The automotive industry is fascinated by the idea of self-driving cars and the convenience and safety benefits they will eventually provide. But what about motorcycles? 

BMW has developed a self-riding motorcycle as it continues to test future safety features for its motorcycles. Part of the "ConnectedRide" program, the motorcycle starts its own engine, sets off, rides on its own without any assistance. It even handles turns and braking to a full stop, and it props itself up without spilling over. Consider it a step above Honda's Riding Assist Concept, which helps keep the motorcycle's balance at low speeds. The BMW research team behind the project developed the motorcycle with the goal of better understanding a rider's situation and helping the rider avoid obstacles.

The technology in development could one day help riders determine at an early stage if a situation will become dangerous and enable dynamic control programs to show the safest ways around those obstacles. Thus, we could see active safety features begin trickling into motorcycles, much like how they've become prevalent in mass-market cars. The bike could inform the driver, display warnings, or perhaps one day even intervene directly to keep the rider safe in a situation.

Specifically, the technology could prove very useful at intersections or during hard braking events.
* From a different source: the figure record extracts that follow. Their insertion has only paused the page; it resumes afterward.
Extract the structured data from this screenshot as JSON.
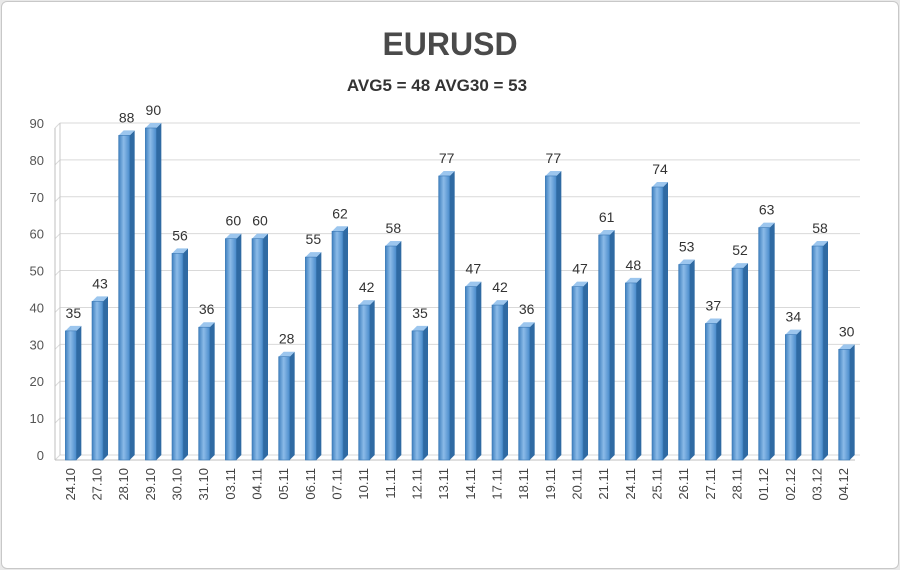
{
  "title": "EURUSD",
  "subtitle": "AVG5 = 48 AVG30 = 53",
  "chart_data": {
    "type": "bar",
    "title": "EURUSD",
    "subtitle": "AVG5 = 48 AVG30 = 53",
    "categories": [
      "24.10",
      "27.10",
      "28.10",
      "29.10",
      "30.10",
      "31.10",
      "03.11",
      "04.11",
      "05.11",
      "06.11",
      "07.11",
      "10.11",
      "11.11",
      "12.11",
      "13.11",
      "14.11",
      "17.11",
      "18.11",
      "19.11",
      "20.11",
      "21.11",
      "24.11",
      "25.11",
      "26.11",
      "27.11",
      "28.11",
      "01.12",
      "02.12",
      "03.12",
      "04.12"
    ],
    "values": [
      35,
      43,
      88,
      90,
      56,
      36,
      60,
      60,
      28,
      55,
      62,
      42,
      58,
      35,
      77,
      47,
      42,
      36,
      77,
      47,
      61,
      48,
      74,
      53,
      37,
      52,
      63,
      34,
      58,
      30
    ],
    "ylim": [
      0,
      90
    ],
    "yticks": [
      0,
      10,
      20,
      30,
      40,
      50,
      60,
      70,
      80,
      90
    ],
    "grid": true,
    "bar_color": "#5b9bd5",
    "xlabel": "",
    "ylabel": ""
  }
}
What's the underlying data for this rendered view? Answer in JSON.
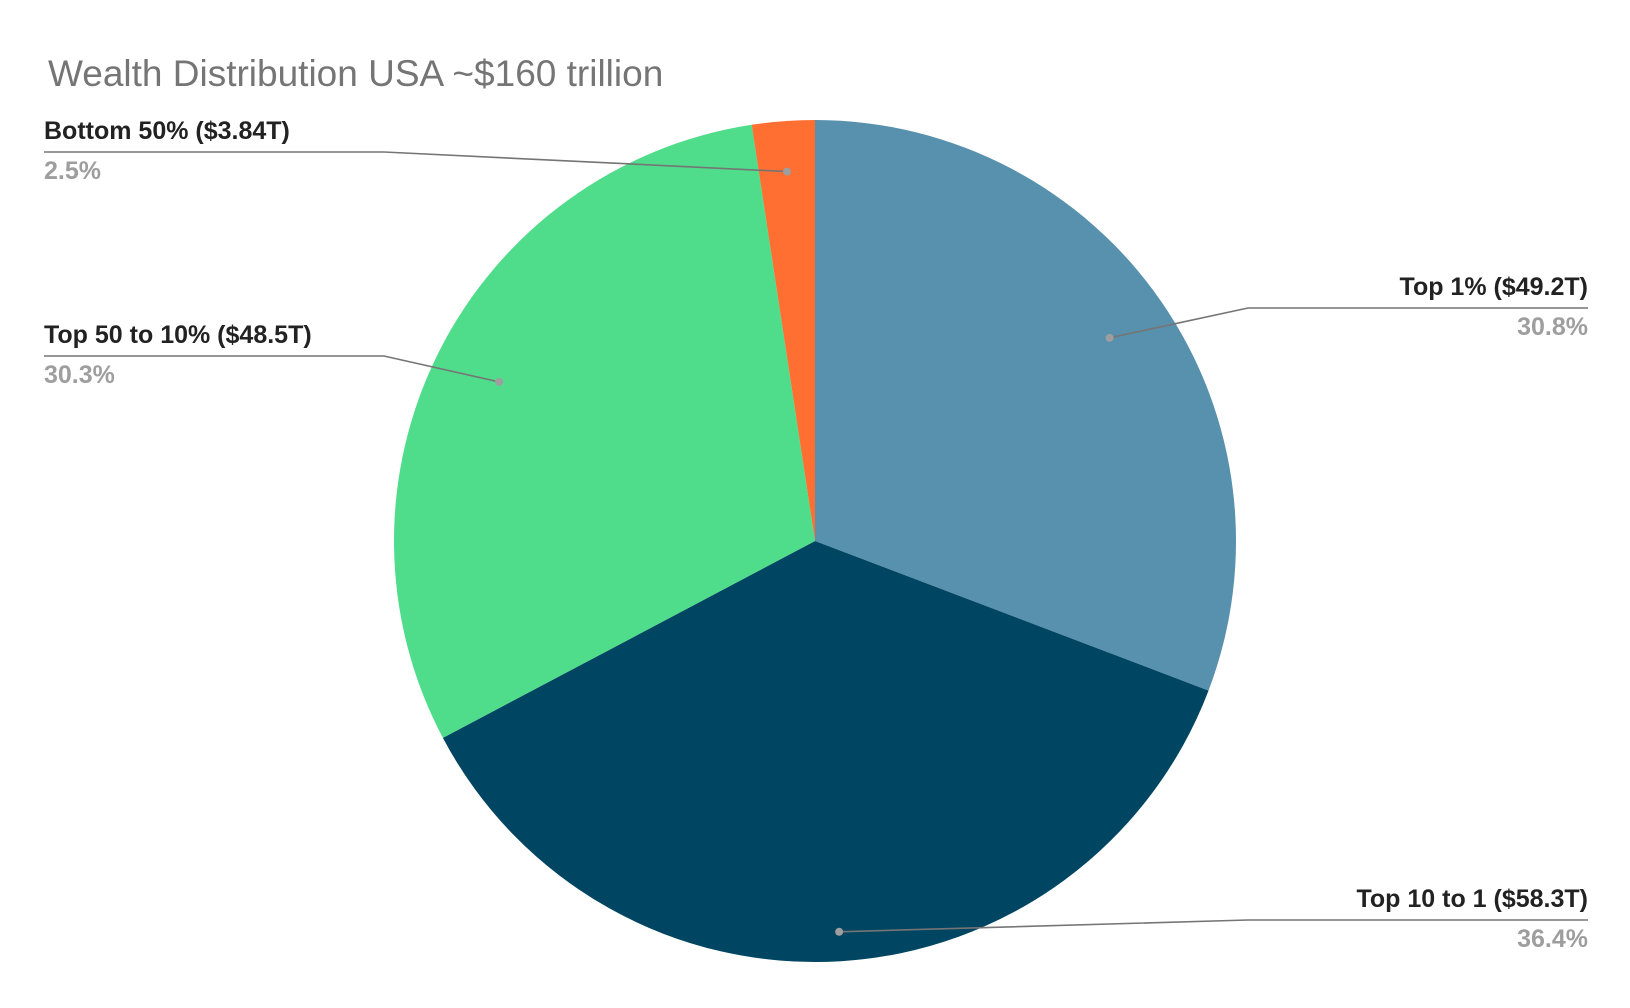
{
  "chart_data": {
    "type": "pie",
    "title": "Wealth Distribution USA ~$160 trillion",
    "start_angle_deg": 0,
    "direction": "clockwise",
    "legend": "none",
    "slices": [
      {
        "label": "Top 1% ($49.2T)",
        "value": 49.2,
        "percent_label": "30.8%",
        "color": "#5891AD"
      },
      {
        "label": "Top 10 to 1 ($58.3T)",
        "value": 58.3,
        "percent_label": "36.4%",
        "color": "#004561"
      },
      {
        "label": "Top 50 to 10% ($48.5T)",
        "value": 48.5,
        "percent_label": "30.3%",
        "color": "#4FDD8B"
      },
      {
        "label": "Bottom 50% ($3.84T)",
        "value": 3.84,
        "percent_label": "2.5%",
        "color": "#FF6F31"
      }
    ]
  }
}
The researchers' end-game was never to actually develop a fully self-riding motorcycle, but it quickly became the best course of action.

Munich-based researchers have spent two years and hundreds of hours testing and developing the systems on display, making them the first company to test a German-made self-riding motorcycle. Now the company is aiming to further refine the technologies to install them in production bikes as safety systems. BMW promises it has no intention to take away riders' freedoms, but a safer motorcycle never sounds like a poor idea. Watch the testing for yourself in the video above, and know it's not a ghost aboard the bike; it's simply self-riding technology.